Friday, October 19, 2012

The IMF's Unhelpful Retreat on Capital Controls

 Something I've been meaning to get to, that was brought to my attention the other day via Scott Sumner. It seems the IMF has "rethought" its position on capital controls in the wake of the financial crisis and lackluster global recovery. So what's this about? Here's a link to an article that lauds the decision, but nevertheless provides some good background
My understanding is that the IMF is working off two justificaitons for capital controls: 
1. The financial crisis was contagious via the international mobility of financial assets. American mortgage securities were bought and sold by institutions and funds around the world, some of which are located in developing nations. The revaluation of these assets therefore caused disruption to economies beyond those that originated them. 
2. Many advanced economies remain depressed, with the result that both real and nominal interest rates remain low. With domestic returns to capital low, savings are increasingly flowing out of advanced economies and into develping economies where the marginal product of capital is higher. The IMF sees these new capital flows as potentially destabilizing, an argument they used to dismiss until the capital flows of the 2000's proved destabilizing. 

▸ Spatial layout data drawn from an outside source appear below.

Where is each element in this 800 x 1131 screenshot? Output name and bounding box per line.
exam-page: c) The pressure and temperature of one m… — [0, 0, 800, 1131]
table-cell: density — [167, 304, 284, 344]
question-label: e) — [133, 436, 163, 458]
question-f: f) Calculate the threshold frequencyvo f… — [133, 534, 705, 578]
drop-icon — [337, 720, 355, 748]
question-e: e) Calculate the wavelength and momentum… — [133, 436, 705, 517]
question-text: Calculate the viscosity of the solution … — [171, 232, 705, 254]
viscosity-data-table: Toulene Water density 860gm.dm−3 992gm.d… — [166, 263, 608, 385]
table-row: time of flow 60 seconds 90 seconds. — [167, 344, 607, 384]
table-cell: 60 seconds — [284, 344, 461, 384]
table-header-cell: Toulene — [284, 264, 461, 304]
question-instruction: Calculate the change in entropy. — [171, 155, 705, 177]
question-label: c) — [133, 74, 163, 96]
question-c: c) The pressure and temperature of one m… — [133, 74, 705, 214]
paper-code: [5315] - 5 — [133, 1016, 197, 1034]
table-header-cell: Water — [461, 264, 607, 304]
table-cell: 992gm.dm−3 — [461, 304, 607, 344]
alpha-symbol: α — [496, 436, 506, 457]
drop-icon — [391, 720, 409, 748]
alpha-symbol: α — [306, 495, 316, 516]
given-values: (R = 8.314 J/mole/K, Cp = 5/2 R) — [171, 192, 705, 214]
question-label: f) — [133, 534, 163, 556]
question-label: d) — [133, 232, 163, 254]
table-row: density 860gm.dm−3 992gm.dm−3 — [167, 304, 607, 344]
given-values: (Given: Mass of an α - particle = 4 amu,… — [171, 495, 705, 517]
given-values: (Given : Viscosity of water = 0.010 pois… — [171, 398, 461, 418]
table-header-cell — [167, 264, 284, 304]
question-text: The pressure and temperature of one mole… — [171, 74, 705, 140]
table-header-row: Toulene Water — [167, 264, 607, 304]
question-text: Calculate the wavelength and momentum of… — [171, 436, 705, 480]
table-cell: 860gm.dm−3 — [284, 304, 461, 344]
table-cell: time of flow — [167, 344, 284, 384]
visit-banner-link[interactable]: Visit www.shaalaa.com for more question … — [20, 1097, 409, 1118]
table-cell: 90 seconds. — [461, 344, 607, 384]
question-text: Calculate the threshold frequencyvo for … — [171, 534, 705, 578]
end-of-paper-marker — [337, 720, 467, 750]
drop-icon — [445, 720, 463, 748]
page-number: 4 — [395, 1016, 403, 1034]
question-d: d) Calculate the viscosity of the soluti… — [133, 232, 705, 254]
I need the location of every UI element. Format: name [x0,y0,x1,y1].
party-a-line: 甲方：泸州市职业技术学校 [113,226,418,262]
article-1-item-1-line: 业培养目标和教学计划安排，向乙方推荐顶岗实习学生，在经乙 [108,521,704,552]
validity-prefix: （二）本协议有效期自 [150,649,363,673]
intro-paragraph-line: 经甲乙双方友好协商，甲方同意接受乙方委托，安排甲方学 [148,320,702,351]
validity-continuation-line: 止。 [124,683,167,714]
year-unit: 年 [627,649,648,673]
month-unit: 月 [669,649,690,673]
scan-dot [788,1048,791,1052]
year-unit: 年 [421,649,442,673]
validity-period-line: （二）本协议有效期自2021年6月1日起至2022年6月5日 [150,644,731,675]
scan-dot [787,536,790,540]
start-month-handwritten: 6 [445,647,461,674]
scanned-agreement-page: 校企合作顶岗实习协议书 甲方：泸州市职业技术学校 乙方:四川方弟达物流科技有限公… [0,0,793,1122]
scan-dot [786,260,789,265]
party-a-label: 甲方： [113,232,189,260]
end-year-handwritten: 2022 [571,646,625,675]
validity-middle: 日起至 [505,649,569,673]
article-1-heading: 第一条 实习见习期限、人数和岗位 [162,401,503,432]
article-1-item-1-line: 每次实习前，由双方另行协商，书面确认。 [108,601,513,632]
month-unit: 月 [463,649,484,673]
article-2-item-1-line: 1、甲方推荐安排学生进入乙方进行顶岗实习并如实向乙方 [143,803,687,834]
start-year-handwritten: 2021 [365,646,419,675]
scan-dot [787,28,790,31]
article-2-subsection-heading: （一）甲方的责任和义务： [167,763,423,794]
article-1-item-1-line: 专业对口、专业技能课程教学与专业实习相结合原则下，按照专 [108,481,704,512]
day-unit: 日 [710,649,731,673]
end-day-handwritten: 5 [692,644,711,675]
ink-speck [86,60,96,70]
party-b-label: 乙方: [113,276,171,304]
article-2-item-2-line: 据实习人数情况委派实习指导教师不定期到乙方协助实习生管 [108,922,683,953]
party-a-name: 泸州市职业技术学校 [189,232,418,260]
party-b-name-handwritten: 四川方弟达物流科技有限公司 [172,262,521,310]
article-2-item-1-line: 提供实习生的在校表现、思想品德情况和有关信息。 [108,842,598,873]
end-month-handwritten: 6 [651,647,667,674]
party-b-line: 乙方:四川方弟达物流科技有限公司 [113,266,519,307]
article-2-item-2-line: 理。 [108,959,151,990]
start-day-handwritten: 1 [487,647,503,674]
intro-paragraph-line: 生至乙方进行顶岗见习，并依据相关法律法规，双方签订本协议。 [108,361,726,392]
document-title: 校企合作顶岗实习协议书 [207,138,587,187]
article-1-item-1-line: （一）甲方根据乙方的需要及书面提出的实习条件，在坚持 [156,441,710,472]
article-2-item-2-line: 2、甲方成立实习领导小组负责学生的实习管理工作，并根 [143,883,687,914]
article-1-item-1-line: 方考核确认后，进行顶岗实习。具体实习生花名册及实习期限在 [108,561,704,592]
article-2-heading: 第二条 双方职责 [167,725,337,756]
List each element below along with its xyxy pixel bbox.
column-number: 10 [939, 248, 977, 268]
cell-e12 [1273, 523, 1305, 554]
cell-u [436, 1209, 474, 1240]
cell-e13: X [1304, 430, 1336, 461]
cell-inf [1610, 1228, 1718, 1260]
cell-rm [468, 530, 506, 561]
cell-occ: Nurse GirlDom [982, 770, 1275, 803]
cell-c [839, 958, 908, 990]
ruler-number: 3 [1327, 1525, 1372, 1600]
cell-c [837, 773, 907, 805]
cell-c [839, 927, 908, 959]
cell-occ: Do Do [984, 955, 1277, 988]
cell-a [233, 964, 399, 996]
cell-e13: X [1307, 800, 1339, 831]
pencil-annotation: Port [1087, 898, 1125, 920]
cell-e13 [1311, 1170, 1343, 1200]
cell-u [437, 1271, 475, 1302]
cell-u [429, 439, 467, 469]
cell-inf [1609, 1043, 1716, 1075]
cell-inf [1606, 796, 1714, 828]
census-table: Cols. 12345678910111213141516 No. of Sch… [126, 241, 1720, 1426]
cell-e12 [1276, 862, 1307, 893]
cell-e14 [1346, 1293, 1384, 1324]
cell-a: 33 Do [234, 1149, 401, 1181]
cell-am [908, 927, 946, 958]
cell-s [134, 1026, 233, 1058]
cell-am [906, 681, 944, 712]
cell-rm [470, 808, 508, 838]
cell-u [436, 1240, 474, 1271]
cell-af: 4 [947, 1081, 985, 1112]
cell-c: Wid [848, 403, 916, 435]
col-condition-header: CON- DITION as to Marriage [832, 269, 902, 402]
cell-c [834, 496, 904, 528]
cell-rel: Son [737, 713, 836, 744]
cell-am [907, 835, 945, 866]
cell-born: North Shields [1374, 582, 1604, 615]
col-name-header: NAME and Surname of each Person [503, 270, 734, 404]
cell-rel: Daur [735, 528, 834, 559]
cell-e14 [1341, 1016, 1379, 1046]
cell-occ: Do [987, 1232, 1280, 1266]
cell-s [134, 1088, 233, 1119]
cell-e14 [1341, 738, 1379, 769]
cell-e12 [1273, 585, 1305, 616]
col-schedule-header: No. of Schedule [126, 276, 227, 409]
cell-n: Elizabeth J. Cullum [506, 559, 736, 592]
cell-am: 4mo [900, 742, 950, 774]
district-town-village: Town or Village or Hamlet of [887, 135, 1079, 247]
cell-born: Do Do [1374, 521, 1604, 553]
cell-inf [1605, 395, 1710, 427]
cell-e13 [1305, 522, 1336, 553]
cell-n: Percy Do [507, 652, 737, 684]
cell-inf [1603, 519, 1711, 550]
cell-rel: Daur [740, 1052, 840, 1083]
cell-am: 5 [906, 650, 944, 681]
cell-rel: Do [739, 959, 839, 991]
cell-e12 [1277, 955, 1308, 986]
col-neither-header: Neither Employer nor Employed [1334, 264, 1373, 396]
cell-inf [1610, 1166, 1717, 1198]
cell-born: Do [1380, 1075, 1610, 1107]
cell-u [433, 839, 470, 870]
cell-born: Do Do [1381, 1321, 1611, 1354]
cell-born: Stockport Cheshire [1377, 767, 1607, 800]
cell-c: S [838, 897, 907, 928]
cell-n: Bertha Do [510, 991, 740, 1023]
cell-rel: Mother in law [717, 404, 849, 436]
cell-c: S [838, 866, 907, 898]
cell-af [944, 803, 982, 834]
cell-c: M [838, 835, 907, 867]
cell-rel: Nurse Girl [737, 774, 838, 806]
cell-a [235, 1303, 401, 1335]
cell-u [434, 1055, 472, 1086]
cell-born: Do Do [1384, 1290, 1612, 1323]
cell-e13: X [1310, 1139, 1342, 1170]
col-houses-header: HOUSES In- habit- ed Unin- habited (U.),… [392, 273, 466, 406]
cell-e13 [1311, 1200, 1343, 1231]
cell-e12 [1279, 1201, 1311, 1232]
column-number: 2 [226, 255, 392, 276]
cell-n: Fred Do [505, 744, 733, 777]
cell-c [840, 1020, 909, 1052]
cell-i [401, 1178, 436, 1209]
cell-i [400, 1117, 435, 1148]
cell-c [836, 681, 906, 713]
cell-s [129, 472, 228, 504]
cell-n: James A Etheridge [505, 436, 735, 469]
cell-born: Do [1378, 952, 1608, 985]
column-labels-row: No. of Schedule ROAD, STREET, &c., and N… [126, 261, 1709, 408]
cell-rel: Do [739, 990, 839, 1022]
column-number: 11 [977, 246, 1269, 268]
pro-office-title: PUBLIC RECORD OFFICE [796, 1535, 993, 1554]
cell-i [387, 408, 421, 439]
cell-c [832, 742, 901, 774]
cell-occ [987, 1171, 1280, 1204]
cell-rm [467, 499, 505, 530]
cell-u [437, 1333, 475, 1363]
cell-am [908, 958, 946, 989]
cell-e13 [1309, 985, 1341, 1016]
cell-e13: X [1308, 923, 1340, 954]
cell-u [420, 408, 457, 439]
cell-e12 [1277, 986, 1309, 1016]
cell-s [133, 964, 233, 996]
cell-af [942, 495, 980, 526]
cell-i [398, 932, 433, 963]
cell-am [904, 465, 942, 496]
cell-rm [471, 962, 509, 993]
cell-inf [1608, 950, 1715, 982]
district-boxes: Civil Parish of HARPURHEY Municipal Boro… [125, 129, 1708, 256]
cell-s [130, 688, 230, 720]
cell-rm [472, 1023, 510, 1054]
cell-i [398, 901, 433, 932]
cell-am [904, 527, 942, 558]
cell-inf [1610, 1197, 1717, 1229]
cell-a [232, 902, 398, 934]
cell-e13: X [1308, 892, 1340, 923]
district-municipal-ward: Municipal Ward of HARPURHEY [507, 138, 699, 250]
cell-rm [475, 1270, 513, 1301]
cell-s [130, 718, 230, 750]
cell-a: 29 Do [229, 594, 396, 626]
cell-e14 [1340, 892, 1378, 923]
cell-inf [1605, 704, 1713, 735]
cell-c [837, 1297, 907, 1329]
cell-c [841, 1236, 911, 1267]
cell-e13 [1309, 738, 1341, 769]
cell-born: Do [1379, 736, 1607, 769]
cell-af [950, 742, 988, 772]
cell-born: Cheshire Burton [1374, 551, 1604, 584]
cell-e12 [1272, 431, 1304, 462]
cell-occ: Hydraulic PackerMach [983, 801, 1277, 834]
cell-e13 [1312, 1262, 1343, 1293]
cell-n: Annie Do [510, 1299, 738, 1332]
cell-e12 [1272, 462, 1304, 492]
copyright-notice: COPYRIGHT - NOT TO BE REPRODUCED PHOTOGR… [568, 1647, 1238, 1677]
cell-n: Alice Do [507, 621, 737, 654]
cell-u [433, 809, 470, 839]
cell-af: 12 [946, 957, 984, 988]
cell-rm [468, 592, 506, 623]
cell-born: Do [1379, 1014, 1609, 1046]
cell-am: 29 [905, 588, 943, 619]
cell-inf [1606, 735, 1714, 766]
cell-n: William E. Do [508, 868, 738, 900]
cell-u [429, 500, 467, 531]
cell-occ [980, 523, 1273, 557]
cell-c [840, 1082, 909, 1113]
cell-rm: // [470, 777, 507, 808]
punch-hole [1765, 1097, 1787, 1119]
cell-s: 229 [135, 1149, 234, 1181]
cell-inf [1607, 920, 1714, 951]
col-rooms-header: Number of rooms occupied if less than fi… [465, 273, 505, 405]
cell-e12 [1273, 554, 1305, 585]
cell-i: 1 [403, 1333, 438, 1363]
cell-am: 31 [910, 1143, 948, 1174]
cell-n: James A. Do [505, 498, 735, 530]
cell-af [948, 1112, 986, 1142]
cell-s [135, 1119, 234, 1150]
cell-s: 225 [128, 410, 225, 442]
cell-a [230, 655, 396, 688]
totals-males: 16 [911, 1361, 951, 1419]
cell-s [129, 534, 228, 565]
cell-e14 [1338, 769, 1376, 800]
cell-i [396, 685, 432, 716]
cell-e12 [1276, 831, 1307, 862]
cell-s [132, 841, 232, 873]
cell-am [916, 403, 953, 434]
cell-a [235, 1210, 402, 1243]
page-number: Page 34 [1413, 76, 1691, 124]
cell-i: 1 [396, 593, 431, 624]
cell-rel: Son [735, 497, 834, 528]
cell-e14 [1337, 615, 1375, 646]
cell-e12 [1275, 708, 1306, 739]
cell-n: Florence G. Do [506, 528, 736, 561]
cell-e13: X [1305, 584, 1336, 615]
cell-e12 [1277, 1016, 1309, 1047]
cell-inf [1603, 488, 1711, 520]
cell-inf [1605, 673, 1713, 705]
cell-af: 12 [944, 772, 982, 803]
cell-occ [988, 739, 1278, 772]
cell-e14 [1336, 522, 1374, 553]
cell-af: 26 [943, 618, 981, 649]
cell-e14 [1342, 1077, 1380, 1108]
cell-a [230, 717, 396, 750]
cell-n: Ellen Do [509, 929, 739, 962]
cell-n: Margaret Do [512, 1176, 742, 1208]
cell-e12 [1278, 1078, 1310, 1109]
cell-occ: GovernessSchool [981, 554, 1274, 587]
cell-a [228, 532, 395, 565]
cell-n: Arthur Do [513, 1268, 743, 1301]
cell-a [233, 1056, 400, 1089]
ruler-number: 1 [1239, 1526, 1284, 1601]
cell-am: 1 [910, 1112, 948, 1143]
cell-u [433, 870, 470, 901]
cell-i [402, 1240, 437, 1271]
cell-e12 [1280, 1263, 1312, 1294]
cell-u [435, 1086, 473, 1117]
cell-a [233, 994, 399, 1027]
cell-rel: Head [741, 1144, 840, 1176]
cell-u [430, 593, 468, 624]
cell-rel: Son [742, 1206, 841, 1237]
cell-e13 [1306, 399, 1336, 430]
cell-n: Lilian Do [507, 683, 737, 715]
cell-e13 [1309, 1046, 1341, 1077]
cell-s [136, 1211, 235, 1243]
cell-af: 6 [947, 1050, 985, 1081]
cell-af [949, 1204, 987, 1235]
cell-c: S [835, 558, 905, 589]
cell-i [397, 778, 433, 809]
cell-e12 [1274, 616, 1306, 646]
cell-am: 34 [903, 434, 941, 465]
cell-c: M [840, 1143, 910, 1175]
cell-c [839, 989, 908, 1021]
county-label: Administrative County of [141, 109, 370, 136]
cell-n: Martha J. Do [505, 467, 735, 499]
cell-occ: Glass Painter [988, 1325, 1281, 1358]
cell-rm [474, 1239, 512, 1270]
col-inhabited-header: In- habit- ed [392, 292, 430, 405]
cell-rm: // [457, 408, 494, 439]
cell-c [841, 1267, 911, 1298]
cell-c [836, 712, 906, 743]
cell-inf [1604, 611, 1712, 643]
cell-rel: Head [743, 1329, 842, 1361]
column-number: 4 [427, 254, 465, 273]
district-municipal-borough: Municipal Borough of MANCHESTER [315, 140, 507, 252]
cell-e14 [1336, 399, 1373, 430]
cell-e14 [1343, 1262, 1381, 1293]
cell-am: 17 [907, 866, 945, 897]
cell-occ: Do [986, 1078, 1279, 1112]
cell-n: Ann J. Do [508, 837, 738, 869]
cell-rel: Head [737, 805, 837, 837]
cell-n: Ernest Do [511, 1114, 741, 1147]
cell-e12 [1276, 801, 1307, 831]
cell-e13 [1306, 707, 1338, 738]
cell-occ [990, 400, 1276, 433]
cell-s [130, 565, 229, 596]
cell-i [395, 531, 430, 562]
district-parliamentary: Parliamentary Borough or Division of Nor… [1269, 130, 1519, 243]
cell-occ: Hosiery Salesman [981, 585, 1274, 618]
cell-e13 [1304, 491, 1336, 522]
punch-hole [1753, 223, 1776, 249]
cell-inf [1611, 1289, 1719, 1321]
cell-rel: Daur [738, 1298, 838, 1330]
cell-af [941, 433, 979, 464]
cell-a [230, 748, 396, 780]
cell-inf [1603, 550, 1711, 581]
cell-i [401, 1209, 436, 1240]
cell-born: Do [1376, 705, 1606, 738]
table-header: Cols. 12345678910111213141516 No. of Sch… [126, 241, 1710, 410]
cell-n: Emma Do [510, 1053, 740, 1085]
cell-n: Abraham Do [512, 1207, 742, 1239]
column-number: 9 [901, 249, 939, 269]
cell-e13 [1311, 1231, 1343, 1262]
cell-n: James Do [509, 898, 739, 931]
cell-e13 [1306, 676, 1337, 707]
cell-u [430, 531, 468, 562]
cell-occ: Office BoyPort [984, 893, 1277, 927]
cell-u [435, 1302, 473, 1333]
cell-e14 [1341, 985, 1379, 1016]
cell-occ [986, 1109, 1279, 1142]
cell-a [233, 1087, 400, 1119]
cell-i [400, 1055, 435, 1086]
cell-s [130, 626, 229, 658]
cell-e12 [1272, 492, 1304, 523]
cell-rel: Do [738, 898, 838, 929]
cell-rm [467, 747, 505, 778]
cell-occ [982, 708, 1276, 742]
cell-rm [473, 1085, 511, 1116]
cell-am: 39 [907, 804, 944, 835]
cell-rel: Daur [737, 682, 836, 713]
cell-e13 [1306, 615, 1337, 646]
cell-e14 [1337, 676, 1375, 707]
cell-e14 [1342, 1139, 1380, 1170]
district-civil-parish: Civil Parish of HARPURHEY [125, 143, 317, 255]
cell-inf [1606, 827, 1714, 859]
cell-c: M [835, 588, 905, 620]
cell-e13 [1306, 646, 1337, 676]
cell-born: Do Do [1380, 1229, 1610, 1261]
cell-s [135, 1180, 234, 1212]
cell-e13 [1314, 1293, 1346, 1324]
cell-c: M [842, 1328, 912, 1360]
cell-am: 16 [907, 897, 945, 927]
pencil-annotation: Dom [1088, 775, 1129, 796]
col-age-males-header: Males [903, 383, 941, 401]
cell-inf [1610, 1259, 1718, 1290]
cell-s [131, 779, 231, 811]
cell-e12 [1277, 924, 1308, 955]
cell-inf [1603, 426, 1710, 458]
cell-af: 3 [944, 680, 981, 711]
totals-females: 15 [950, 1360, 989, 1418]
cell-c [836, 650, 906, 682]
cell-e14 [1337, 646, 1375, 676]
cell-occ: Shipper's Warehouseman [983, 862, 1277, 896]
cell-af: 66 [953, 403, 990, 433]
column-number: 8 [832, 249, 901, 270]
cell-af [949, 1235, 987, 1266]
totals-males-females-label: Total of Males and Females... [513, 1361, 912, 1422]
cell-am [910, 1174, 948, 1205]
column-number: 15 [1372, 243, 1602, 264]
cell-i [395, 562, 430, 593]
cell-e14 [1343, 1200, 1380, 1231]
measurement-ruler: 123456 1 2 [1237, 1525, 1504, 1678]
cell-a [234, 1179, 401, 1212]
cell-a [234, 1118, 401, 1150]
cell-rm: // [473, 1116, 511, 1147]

These justifications seem reasonable on their face. Why shouldn't policy makers in developing markets have tools available to protect their economies from the demonstrated volatility of financial asset prices in global capital markets? Here's the caveat: CAPITAL THEN WAS FLOWING IN THE OPPOSITE DIRECTION! Savings from China and Russia were being routed into American and European finanical assets. Now American savings are being routed into financial assets and FDI projects in developing markets, a shift that standard economic theory would predict. Effectively, the global imbalances in merchandise trade and financial assets are beginning to reverse themselves. And the IMF wants to reverse that reversal.